Yamada 私も昔の記事を見るのが恥ずかしいんですよ。消そうかなと思っているくらいで(笑)。 ただ、今本気になっても、そこまでの計算はできないでしょうね。ネタの鮮度やタイミングもありますし、大手サイトで採りあげられるといった偶然の要素もありますから。

 あと、はてなの場合、同一ドメインで人気エントリーが複数あってもトップページで紹介されるのは1件だけになるんです。だから、毎回色々なサイトが見られるんですよね。そういう仕組みなので、1000件いく潜在力のある記事があったとしても、2回連続で載せるとどちらかしか数は増えないんじゃないかと思います。

 とはいえ、やはり長期的にみると、同じような内容でも、昔と今ではサイトの知名度を加味してもより多くのレスポンスをいただけている感はあります。

海外の面白情報を伝えるブログ「ITクオリティ」。こちらもネタ帳のサブブログの位置づけだ


―― ではそうした視点から、ほかのサイトをみていて「ネタは面白いのにもったいない。こうすりゃいいのに」と思うことはありますか?

Yamada それはないです。たぶん、見せ方が下手な記事は埋もれてしまうので、どうしても見落とすことが多くなるから、目につかないんだと思うんですよ。

 私はRSSでの情報収集もしていますが、登録サイトが膨大になっているので、時間的にも目を引く見出しの記事しかチェックしません。そうなるとやっぱり完成度の高い記事ばかりを見ることになるんですよ。

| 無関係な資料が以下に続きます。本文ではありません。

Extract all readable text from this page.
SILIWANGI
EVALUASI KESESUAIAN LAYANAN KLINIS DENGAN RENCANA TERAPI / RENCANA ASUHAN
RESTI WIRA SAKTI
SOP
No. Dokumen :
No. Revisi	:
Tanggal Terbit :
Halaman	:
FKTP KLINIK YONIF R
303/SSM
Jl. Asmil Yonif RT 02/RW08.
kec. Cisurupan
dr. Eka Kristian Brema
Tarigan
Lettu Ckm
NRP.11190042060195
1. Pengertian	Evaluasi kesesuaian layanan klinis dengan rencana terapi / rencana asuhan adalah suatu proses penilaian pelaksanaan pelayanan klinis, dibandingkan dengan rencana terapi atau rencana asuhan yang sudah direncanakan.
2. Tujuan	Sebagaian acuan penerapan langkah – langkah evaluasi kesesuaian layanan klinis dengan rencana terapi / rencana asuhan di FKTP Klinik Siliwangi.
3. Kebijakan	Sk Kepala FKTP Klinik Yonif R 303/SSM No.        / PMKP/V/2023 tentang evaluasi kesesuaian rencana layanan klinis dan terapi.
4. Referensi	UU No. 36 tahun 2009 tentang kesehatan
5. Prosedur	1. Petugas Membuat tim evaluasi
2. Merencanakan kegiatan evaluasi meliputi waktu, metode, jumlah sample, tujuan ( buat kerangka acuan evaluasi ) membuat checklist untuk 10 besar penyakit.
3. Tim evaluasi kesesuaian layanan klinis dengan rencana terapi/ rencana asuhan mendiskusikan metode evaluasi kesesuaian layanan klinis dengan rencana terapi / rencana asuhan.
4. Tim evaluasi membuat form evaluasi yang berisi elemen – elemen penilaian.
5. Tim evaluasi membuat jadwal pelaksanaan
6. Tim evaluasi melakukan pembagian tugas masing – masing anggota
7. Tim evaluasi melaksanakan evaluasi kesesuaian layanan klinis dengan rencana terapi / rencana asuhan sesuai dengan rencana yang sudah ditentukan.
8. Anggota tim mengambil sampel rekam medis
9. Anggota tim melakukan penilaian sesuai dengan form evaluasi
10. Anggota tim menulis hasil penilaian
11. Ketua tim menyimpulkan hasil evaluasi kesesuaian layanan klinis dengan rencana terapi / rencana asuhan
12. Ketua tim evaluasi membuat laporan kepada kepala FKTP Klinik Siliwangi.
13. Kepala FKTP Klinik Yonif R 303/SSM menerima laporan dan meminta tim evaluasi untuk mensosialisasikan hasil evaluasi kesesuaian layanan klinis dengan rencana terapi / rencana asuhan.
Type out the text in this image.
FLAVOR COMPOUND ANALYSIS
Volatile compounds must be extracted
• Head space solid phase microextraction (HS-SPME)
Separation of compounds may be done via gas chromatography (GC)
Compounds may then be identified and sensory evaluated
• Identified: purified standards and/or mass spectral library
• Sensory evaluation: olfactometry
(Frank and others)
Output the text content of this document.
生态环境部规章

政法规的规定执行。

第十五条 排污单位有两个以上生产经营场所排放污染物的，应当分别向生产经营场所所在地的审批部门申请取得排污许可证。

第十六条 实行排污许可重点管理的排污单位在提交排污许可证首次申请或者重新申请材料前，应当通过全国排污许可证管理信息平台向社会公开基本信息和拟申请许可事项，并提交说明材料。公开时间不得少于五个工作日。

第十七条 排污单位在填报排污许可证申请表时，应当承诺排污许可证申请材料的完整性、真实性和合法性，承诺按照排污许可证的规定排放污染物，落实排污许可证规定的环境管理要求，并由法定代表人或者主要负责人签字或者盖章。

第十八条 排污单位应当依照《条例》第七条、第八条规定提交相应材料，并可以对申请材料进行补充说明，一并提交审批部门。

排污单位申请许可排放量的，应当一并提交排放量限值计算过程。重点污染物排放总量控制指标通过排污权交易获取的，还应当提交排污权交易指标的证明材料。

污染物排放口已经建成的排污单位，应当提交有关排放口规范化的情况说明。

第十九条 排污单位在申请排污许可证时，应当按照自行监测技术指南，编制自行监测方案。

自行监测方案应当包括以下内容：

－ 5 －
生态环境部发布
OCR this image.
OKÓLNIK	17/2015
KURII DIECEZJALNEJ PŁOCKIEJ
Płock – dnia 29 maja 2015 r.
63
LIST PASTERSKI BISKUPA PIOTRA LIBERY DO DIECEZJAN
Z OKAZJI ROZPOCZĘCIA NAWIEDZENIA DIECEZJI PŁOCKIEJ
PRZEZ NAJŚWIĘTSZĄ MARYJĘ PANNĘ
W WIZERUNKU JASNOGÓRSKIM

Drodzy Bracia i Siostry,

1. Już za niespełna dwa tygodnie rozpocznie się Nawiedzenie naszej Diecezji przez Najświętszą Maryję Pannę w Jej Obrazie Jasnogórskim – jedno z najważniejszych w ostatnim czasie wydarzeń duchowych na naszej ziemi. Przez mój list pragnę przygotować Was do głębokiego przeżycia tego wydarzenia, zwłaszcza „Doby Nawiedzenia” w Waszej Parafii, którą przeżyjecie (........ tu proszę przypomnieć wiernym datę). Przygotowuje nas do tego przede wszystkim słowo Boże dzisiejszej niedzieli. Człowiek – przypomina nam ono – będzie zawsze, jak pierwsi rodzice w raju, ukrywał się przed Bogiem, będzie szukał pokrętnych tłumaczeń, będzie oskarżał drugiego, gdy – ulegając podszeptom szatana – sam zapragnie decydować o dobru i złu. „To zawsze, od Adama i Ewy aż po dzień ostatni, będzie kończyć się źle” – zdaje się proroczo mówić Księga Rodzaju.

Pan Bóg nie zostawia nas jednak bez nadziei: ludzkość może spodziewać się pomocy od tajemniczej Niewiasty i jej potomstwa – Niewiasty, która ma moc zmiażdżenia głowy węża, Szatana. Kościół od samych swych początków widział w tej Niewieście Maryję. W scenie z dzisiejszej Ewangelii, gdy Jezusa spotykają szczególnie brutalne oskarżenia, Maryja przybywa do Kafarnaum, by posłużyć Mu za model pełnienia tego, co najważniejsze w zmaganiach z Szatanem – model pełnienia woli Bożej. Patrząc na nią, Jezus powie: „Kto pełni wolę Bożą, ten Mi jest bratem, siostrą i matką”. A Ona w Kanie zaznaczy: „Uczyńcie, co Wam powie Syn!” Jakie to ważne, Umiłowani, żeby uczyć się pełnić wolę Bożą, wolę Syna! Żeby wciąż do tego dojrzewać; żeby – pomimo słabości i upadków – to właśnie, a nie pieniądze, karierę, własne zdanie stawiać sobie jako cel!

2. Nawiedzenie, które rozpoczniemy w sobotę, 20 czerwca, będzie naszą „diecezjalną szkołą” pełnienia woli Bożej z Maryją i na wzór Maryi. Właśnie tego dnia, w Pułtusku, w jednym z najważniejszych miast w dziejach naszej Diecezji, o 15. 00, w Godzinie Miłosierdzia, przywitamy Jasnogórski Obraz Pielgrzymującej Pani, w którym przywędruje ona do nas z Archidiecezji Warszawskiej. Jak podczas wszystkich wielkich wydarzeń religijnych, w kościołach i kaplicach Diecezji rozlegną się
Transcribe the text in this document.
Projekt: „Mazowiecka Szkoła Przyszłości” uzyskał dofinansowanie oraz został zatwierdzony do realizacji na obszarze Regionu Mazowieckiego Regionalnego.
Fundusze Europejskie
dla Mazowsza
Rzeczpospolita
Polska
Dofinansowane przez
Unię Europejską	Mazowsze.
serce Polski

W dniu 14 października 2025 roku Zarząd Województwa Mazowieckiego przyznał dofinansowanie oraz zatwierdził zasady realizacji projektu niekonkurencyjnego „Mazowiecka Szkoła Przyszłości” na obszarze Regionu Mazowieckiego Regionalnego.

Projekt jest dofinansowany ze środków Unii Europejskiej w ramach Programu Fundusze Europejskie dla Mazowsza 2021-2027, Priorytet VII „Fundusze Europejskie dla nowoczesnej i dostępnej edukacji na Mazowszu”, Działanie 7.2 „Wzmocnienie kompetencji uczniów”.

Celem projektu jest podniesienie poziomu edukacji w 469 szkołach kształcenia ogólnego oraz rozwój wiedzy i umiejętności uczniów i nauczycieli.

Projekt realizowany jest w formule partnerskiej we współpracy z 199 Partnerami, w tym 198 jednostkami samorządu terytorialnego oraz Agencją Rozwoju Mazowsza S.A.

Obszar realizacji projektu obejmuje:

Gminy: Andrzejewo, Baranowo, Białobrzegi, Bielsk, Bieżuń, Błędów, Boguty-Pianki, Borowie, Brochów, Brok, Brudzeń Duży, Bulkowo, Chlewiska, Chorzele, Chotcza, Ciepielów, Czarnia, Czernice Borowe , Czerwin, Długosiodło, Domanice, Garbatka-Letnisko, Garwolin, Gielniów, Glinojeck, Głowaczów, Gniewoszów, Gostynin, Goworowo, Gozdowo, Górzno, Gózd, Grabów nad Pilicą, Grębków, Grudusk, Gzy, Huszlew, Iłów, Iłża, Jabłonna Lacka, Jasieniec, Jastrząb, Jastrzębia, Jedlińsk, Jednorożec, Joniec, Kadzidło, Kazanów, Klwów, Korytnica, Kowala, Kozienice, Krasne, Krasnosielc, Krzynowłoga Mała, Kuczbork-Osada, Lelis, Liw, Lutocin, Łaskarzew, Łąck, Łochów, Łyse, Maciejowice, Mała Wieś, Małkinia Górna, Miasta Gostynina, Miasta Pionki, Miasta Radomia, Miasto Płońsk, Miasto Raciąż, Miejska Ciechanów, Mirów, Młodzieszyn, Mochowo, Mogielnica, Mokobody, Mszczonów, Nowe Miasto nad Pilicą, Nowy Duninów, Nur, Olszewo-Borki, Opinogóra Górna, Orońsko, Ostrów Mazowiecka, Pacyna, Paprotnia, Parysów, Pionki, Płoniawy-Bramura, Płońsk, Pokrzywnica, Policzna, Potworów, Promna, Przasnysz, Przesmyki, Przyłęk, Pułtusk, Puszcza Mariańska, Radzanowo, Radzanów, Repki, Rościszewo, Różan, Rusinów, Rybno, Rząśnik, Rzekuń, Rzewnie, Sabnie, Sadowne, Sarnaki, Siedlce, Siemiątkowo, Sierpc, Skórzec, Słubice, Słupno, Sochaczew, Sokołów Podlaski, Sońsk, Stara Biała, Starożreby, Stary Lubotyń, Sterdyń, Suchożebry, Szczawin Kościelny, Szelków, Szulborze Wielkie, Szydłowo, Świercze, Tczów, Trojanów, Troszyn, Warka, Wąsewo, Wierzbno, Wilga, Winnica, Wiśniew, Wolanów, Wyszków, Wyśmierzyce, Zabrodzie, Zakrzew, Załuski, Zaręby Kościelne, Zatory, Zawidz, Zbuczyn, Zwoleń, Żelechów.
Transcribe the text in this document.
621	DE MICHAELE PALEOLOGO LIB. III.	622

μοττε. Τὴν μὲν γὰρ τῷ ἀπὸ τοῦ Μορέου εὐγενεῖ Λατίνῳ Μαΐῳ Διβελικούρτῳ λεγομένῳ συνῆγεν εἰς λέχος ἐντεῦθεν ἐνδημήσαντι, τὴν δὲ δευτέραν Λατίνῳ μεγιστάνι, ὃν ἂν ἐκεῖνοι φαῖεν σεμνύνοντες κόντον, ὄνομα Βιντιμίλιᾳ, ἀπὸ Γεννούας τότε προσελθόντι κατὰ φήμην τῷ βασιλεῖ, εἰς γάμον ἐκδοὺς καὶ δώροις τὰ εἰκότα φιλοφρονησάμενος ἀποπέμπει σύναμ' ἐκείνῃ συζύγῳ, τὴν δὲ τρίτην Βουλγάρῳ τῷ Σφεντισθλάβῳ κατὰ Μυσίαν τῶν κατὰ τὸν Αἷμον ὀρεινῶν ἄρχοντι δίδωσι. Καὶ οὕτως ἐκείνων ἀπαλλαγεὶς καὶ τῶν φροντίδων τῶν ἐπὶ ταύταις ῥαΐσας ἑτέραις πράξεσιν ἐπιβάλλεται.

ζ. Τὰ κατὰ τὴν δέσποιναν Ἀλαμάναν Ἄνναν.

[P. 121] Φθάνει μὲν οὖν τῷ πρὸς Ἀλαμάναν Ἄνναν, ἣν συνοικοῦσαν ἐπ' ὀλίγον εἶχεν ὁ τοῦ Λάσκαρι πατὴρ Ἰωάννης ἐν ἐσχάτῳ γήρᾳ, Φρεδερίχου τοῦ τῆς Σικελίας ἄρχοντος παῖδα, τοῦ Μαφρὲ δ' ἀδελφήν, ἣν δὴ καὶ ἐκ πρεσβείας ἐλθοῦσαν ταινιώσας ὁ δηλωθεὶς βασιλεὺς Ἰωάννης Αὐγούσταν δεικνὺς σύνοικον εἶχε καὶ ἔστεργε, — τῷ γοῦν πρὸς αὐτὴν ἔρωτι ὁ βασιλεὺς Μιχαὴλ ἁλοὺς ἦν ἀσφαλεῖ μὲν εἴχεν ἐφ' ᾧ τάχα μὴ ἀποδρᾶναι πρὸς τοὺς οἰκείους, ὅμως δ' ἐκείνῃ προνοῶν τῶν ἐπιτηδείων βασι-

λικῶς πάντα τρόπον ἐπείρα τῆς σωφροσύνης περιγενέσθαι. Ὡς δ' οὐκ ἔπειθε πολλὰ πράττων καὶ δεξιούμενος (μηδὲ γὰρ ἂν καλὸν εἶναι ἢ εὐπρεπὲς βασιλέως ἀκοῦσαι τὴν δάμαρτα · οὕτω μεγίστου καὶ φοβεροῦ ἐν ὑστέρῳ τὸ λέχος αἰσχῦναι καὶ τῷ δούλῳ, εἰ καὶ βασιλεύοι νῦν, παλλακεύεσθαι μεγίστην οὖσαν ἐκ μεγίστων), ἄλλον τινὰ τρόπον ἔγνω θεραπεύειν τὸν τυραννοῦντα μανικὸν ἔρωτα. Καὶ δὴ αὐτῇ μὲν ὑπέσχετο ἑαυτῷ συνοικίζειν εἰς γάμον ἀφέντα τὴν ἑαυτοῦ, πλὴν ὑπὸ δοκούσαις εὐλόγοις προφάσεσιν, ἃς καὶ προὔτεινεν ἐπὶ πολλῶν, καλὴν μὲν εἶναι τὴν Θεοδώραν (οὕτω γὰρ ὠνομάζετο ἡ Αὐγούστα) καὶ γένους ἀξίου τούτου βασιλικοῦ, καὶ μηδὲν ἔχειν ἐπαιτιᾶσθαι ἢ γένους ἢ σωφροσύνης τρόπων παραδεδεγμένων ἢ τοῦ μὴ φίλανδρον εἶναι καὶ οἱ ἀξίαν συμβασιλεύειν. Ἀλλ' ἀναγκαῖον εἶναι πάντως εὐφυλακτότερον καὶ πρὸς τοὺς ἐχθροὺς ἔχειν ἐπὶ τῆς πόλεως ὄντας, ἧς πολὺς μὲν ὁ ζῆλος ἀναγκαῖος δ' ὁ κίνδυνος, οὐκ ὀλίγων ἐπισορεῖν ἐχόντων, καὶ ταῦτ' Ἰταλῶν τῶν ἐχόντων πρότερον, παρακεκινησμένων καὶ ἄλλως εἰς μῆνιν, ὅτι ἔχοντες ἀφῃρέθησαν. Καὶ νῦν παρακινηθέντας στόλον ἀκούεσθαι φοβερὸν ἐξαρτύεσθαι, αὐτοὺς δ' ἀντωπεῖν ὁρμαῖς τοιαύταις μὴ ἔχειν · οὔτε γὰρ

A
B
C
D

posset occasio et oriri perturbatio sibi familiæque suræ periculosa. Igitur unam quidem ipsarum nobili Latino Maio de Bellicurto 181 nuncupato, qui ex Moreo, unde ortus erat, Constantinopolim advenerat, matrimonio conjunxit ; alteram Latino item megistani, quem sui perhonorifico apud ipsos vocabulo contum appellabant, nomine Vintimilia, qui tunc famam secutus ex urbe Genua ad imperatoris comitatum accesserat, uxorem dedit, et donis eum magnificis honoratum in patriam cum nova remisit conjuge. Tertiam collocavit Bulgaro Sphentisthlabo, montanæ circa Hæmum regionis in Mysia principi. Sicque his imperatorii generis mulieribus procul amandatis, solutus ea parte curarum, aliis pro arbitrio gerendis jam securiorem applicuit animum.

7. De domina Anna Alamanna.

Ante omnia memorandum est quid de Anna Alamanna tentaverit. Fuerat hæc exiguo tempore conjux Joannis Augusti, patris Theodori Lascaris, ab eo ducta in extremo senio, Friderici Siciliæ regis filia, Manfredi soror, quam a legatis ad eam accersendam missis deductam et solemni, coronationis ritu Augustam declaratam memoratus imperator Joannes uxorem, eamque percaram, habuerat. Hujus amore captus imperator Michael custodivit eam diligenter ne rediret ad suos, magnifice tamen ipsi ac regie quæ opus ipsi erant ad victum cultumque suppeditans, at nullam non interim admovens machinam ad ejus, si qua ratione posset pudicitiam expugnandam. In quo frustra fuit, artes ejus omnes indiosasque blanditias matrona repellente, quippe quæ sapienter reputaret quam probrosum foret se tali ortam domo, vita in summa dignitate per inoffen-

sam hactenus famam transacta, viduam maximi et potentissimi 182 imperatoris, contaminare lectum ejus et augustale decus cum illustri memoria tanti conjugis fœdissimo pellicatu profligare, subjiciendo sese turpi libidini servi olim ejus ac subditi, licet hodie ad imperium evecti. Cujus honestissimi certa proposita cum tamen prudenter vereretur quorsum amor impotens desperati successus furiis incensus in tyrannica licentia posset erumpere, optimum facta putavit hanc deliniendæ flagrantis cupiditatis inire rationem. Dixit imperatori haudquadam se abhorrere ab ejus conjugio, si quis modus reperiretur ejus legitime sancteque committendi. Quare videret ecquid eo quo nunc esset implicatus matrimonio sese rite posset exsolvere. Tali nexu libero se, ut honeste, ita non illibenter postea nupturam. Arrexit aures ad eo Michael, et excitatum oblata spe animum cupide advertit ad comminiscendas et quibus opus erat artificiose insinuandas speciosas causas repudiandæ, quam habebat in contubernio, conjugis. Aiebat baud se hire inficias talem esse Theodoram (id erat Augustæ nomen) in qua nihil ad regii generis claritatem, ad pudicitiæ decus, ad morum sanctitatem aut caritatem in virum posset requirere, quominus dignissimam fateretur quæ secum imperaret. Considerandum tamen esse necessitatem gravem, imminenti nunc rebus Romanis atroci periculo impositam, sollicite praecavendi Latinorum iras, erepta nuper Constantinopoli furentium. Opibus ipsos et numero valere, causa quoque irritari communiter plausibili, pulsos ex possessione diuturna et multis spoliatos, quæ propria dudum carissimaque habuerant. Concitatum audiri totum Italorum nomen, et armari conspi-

サブブログのなかには、現在更新停止中のものもある。「必要に応じて、気軽にオン/オフできるという要素もサブブログの利点ですね」という


―― なるほど。膨大なサイトを巡回するヘビーなユーザーほど、情報の取捨選択がシビアになりますからね。ネットで声を大きくするには、そうしたスキルを身につけるのが肝心ですね。身につける秘訣ってありますか?

Yamada うーん。根気よく続けていくしかないでしょうね。とにかく見せ方を意識しながら継続して更新し、自分の筋肉にするしかないですよ。私の知人は、半年間で300記事書くという修行みたいなことをして、今はそれなりの人気ブログを運営していたりしますし。

 あと、スキルを上げたブロガーが、どこかの社長のブログを代筆したら、ほとんどの場合評価が上がると思います。面白い業績があってネタも豊富な人はたくさんいるのに、それを伝え切れていないのはもったいないですよね。ブログスキルの認知度が上がれば、将来的にはそうしたビジネスがもっとしっかりできるような気もします。